Originally Posted By JackBurton:
I am thinking about applying for an FFL. I would like to perhaps build uppers and maybe complete custom rifles, do transfers for guys, install accessories, etc...

This whole thing started when some guys from my unit asked me to build rifles for them. I told them I think I need a license to do that.

The last thing I want to do is run afoul of the law. What is the process, how do you get into it, and is it worth doing. I don't have a storefront, in fact I am renting a townhouse right now but home ownership is on the horizon, as is a pole barn/workshop. If I got the paperwork in process now it might be done by the time I move.

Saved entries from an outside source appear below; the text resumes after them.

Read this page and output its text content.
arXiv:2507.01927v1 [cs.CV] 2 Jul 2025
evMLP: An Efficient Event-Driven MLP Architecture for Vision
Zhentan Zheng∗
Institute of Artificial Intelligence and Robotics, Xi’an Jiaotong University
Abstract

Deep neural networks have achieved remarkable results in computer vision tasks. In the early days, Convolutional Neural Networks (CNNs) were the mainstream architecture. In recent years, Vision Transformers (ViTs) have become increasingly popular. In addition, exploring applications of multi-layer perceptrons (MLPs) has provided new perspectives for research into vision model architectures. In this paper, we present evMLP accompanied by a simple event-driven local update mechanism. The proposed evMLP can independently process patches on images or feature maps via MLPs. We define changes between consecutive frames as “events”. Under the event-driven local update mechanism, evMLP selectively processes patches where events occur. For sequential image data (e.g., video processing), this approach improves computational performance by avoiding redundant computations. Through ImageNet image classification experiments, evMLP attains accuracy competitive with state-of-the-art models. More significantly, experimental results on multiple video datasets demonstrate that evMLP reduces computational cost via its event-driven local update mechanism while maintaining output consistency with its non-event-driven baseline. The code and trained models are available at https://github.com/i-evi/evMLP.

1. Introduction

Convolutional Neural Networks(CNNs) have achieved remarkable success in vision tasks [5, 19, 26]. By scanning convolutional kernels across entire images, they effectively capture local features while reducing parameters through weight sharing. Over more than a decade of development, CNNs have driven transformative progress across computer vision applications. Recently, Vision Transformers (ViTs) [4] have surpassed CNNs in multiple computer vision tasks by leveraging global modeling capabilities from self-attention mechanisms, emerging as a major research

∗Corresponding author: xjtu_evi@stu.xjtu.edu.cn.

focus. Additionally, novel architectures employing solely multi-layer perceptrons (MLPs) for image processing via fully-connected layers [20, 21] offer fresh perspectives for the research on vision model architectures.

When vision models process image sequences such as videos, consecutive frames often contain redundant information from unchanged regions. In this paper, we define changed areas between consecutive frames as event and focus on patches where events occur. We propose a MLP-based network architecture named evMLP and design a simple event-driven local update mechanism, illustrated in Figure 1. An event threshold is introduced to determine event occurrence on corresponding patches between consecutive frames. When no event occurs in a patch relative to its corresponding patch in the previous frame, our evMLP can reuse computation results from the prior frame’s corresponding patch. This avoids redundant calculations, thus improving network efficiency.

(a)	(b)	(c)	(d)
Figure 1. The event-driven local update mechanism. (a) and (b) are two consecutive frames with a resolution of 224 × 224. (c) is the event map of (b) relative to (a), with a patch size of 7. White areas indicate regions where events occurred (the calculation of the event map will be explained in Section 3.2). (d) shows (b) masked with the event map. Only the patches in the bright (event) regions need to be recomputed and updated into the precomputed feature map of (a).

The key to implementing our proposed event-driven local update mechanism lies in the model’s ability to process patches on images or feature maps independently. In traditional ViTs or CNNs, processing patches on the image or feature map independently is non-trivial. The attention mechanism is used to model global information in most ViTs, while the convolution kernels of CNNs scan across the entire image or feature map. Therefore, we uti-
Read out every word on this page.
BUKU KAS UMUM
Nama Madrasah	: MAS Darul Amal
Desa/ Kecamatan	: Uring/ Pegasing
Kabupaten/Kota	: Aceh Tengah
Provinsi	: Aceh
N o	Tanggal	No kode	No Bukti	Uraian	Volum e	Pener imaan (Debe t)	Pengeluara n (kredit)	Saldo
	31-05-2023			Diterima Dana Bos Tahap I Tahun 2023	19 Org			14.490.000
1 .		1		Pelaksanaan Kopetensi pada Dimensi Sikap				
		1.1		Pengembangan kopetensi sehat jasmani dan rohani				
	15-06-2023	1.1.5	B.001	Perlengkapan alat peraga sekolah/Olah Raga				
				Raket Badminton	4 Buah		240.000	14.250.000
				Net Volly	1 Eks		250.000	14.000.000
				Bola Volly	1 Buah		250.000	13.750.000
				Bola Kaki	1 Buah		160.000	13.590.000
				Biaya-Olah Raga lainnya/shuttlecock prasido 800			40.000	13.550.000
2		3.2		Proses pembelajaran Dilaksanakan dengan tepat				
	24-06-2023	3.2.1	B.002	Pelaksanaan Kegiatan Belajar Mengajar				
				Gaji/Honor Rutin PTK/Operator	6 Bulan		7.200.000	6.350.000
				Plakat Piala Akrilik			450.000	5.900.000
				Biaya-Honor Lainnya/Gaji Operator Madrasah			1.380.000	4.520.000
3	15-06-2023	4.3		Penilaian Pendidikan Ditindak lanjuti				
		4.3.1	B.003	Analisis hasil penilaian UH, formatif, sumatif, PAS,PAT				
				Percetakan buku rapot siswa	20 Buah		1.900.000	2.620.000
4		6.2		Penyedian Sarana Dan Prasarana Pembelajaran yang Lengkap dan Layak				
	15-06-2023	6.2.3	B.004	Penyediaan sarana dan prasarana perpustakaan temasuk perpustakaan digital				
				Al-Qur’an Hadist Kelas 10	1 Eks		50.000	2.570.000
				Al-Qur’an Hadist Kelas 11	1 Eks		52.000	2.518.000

I was an assistant armorer in Iraq and am going for that MOS as a secondary in the near future also. One other guy would be working with me who is a gunsmith already.

Any info would be appreciated.



To build rifles "for sale" I "think" you need to be a manufacturer. I'm not sure an 01 FFL will be enough.

If you are a renter you need the signed permission of the landlord to run a firearms business, most won't do it.

If you are gonna try a "home based" FFL you will discover the single largest obstacle is "code and zoning." While many places will allow you wife to sell Avon out of the house almost everyplace today (except for very rural or unincorprated areas) have specific rules that prevent the code and zoning of a firearms business of any kind from a residence.

In some areas, Plantation FL for example, you cannot get code and zoning for ANY firearm business even if you have a storefront in the business district.

Before you waste your time, go down to the local courthouse and see if you can get code and zoning approval for a home based firearm business. ATF will NOT approve a FFL if you can't.

You will also need to get an occupation license for a firearms business at the same address, or a letter stating that no licensing requirement is necessary from your city.

If you can get those 2 things you are about 99% home free.
Link Posted: 4/2/2006 9:25:44 PM EDT

Originally Posted By JackBurton:
diesel,

Yup, no plans to quit the day job (National Guard Recruiting) this would be strictly a side job at best, fun hobby at least!




The correct answer is "engaged in business for PROFIT" or ATF will DENY your FFL.

And indication that it will be any kind of "Hobby FFL" will be grounds for denying your application.

Again, the phrase to remember at all times is "engaged in business for PROFIT."
Link Posted: 4/3/2006 3:35:44 PM EDT
[Last Edit: 4/3/2006 3:38:01 PM EDT by JackBurton]

Originally Posted By SteyrAUG:

Originally Posted By JackBurton:
diesel,

Yup, no plans to quit the day job (National Guard Recruiting) this would be strictly a side job at best, fun hobby at least!




The correct answer is "engaged in business for PROFIT" or ATF will DENY your FFL.

And indication that it will be any kind of "Hobby FFL" will be grounds for denying your application.

Again, the phrase to remember at all times is "engaged in business for PROFIT."



Roger, got that. It would certainly be a 'FOR PROFIT" venture. Probably not enough to eek out a living on, which is what I meant by that, but I certainly would be doing it to sell guns and gun related services as a home business.